An RPS task force drawing up the resolution included School Board members Stephanie M. Rizzi, 5th District, a former teacher in Henrico County; and Shonda Harris-Muhammed, 6th District, a former RPS administrator and assistant principal in Franklin City Public Schools; representatives of the REA and the Virginia Education Association, along with RPS staff, including Chief Talent Officer Sandra K. Lee, who helped in developing the resolution.

“The process was a beautiful collaboration as the committee put in a lot of time working together developing tonight’s document,” Ms.
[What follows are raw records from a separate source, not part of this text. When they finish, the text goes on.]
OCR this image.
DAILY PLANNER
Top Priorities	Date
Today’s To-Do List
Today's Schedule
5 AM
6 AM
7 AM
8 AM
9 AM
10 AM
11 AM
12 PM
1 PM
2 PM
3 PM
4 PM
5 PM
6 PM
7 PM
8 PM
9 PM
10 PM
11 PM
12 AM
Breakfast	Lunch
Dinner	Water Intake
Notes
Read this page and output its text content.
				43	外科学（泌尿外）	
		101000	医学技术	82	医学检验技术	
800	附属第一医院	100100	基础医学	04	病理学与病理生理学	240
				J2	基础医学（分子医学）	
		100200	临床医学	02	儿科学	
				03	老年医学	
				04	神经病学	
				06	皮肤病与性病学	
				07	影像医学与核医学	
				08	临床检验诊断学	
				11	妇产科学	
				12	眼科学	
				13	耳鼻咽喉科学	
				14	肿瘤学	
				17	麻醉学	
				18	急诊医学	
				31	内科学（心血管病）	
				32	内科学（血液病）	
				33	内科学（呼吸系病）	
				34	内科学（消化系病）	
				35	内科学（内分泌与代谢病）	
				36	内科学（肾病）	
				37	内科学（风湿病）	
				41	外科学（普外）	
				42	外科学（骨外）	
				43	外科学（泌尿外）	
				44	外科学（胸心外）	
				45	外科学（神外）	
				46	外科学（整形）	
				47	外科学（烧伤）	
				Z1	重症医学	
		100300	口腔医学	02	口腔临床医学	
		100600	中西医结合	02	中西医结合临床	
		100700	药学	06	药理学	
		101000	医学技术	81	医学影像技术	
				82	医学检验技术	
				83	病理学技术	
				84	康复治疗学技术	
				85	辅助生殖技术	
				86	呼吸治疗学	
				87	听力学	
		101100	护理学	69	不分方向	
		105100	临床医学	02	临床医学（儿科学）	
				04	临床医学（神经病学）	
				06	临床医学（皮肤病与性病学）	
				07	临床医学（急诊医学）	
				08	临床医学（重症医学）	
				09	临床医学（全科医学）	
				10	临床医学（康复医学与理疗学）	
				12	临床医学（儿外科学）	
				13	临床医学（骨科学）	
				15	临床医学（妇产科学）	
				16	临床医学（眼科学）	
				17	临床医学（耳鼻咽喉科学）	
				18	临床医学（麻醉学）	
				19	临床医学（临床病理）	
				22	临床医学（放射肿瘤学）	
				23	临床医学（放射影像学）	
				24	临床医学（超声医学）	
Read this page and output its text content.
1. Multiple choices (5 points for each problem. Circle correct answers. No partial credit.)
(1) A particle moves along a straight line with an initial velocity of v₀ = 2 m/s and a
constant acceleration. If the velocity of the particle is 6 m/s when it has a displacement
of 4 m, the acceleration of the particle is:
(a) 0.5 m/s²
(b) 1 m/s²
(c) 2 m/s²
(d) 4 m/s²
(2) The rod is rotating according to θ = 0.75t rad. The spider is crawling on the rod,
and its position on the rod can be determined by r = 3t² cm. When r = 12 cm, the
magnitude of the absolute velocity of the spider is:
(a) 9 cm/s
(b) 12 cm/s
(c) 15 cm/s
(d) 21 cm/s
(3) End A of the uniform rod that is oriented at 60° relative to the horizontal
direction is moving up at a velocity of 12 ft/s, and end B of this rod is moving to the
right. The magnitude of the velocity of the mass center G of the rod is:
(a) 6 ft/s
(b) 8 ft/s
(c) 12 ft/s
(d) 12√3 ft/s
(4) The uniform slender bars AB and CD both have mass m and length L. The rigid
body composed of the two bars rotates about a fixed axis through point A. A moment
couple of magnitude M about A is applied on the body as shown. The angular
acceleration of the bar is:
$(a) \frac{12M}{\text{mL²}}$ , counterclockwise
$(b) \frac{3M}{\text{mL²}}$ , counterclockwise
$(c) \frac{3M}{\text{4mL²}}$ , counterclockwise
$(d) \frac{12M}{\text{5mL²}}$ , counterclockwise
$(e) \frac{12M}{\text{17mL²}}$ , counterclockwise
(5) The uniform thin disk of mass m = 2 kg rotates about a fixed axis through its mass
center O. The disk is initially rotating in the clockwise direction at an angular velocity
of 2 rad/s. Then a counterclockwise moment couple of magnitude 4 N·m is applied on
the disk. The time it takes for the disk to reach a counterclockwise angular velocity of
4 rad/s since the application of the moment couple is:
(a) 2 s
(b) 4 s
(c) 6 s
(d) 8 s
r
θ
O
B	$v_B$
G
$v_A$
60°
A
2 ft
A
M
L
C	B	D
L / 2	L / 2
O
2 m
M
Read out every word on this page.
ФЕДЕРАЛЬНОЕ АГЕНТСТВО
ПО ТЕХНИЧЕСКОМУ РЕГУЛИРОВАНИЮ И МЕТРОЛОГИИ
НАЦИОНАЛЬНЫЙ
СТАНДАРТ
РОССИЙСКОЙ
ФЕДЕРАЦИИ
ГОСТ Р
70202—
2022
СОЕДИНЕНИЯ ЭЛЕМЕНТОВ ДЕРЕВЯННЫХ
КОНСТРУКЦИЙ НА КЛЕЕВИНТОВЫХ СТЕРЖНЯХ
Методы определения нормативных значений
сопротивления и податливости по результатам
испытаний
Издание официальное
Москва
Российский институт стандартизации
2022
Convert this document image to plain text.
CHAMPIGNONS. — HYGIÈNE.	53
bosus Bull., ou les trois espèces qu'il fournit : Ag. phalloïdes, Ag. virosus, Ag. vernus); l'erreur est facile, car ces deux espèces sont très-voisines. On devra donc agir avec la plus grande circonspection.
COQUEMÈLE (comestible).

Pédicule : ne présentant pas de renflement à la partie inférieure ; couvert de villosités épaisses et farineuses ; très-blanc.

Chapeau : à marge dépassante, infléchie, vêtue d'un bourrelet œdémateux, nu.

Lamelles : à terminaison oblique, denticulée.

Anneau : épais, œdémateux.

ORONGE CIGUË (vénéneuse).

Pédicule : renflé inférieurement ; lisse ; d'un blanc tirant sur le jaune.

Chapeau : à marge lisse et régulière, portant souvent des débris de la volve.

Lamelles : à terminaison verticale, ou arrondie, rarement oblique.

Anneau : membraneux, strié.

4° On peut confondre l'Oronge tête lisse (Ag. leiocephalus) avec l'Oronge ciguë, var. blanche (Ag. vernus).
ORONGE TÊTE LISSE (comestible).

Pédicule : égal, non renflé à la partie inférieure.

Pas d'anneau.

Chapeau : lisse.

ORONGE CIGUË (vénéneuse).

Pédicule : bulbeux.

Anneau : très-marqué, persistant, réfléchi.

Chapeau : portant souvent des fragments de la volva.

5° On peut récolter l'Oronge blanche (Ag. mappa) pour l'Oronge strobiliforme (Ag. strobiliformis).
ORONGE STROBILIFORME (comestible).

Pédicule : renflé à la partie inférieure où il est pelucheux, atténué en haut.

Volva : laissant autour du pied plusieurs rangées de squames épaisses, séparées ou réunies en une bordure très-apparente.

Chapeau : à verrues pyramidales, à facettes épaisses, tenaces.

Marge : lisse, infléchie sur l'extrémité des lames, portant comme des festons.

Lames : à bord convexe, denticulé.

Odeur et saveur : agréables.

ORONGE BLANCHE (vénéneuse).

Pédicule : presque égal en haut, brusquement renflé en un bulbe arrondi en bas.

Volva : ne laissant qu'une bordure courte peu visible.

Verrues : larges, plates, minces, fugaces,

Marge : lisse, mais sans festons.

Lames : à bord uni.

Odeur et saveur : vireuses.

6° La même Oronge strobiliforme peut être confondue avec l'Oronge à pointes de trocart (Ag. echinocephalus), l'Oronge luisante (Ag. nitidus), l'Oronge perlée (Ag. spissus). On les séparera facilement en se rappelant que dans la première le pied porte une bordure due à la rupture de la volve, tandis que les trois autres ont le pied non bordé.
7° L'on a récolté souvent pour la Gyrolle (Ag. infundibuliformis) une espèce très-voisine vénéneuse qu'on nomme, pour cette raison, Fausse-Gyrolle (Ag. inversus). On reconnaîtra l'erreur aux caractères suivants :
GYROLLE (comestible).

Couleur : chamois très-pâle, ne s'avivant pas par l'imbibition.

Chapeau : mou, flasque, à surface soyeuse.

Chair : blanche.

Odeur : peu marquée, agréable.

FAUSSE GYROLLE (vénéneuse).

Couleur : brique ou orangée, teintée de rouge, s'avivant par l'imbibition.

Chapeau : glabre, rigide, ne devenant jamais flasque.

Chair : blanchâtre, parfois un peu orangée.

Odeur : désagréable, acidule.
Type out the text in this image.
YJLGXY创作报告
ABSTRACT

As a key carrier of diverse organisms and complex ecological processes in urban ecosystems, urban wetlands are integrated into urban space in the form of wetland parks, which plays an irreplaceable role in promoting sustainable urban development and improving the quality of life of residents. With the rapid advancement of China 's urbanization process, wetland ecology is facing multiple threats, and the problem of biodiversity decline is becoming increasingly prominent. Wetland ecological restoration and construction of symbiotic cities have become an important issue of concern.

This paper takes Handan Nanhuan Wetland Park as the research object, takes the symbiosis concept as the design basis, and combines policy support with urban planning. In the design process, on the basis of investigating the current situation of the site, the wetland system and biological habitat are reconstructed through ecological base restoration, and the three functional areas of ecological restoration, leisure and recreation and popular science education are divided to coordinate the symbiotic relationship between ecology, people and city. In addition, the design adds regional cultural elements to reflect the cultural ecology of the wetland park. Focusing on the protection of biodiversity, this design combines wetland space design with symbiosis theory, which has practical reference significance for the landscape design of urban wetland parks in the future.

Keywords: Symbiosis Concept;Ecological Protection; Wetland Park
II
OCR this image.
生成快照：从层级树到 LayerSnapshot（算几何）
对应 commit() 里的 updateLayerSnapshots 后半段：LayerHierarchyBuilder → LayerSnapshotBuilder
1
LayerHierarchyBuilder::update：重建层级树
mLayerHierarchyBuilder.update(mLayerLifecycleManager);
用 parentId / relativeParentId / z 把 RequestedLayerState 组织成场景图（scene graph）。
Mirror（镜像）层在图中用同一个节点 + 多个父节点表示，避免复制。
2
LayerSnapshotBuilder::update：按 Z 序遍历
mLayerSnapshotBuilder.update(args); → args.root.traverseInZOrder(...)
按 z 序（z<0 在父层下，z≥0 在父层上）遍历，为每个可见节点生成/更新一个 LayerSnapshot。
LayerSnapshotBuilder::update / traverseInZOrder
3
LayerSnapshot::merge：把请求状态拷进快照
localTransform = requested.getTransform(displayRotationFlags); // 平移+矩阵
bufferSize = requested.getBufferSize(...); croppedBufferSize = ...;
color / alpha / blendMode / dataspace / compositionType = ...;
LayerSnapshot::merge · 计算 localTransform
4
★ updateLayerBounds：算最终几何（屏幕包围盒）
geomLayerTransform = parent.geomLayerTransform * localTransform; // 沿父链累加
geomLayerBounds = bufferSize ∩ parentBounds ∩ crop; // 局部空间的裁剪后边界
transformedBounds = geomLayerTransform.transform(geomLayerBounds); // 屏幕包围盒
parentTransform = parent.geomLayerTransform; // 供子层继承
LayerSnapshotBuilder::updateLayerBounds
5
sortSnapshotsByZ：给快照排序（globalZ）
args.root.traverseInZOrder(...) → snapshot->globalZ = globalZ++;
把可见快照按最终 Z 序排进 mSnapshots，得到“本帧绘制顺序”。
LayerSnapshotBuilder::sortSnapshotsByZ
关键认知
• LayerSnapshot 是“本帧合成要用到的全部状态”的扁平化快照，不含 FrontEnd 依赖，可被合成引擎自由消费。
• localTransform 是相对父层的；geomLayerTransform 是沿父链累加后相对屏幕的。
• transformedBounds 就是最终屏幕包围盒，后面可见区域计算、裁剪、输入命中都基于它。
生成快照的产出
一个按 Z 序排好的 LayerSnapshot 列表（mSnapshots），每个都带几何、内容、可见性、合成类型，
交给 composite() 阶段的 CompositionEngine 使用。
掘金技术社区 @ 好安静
Rizzi told her colleagues and the audience.

Once the resolution was presented, School Board member Dawn C. Page, 8th District, expressed concern about voting Monday night, saying the board needs “a complete financial analysis and implication of the resolution, as any financial agreement has an impact and ramifications on funding from the city and state.”

Ms. Page reminded board members that they have no power to tax residents to raise money, therefore salary negotiations have to be made based on the budget Richmond City Council allots to the school system.

Her remarks drew boos from the audience, and REA members started chanting, “Vote! Vote! Vote!” in calling for the board to vote on the resolution and not delay it until a future meeting.

Ms. Rizzi responded that materials gathered by the ad hoc committee working on the collective bargaining resolution had been available for board review and comments from the start of the process.

“Our recommendation, as far as I know, is to vote on this tonight,” Ms. Rizzi said.

Board member Liz B. Doerr, 1st District, expressed her support for the resolution, but said she also supported Ms. Page’s concern about a financial analysis.

After a brief recess called by Ms. Burke, Mr. Young reiterated his position against collective bargaining, saying, “I fully recognize the issues teachers brought up in their comments, as well as their frustrations over micro-management and stress.”

However, a different solution is needed, he said, and not collective bargaining as the tool.

After the board voted 8-1 to approve the resolution, REA members left the meeting to celebrate their victory outside the school building.

REA member Keri Treadway, a teacher at Fox Elementary School, said teachers across the Commonwealth will be going through the same fight.

“We need to help them,” she said. “It is about solidarity. It is about support. We take this win and we spread it across the Commonwealth.”